The study — which is gloriously titled "The Greatest Magic of Harry Potter: Reducing Prejudice" — examined elementary, high school, and university students in Italy and the United Kingdom. Controlling for age, previous opinions on groups, and gender, the researchers asked the students how many Harry Potter books or movies they had read or watched, and how strongly they related to or admired either Harry or Voldemort. Then, they asked how the children felt towards one of three stigmatized groups — immigrants, homosexuals, and refugees.

The results? Those who had read the books and identified with Harry were more accepting of and open to the stigmatized groups. (The junior Death Eaters who sympathized with Voldemort over Harry saw less effects.) The researchers found that extended contact with a marginalized member of an out-group, even if that member is fictional, improved attitudes towards members of that group. Harry, who both witnesses and experiences discrimination, fits the bill. Moreover, as he learns to understand and empathize with various stigmatized groups in his world — Muggle-borns, house elves, or goblins— readers learn how to empathize along with him.

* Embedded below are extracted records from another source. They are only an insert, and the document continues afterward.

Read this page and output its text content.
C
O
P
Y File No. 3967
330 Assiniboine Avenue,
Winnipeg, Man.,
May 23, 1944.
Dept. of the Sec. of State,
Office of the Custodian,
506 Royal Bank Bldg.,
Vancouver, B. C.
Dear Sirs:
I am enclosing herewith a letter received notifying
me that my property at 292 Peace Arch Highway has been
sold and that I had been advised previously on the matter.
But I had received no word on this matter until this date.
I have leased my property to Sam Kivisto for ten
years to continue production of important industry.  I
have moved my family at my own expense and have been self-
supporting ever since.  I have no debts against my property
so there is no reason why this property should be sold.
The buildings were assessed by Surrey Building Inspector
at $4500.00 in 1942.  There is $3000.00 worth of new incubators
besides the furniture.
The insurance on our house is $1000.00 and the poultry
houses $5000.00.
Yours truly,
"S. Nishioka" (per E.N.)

As the study explains, “Contact via fictional characters improved out-group attitudes by eliciting a cognitive process similar to that activated in real contact (i.e., perspective taking).” The researchers advise that reading fantasy books with themes and characteristics similar to those in the Harry Potter series may improve relations with certain stigmatized groups.

So go show that to anyone who wants to roll their eyes over the fact that you’re reading a "kids book." As Dumbledore said, “Differences of habit and language are nothing at all if our aims are identical and our hearts are open.”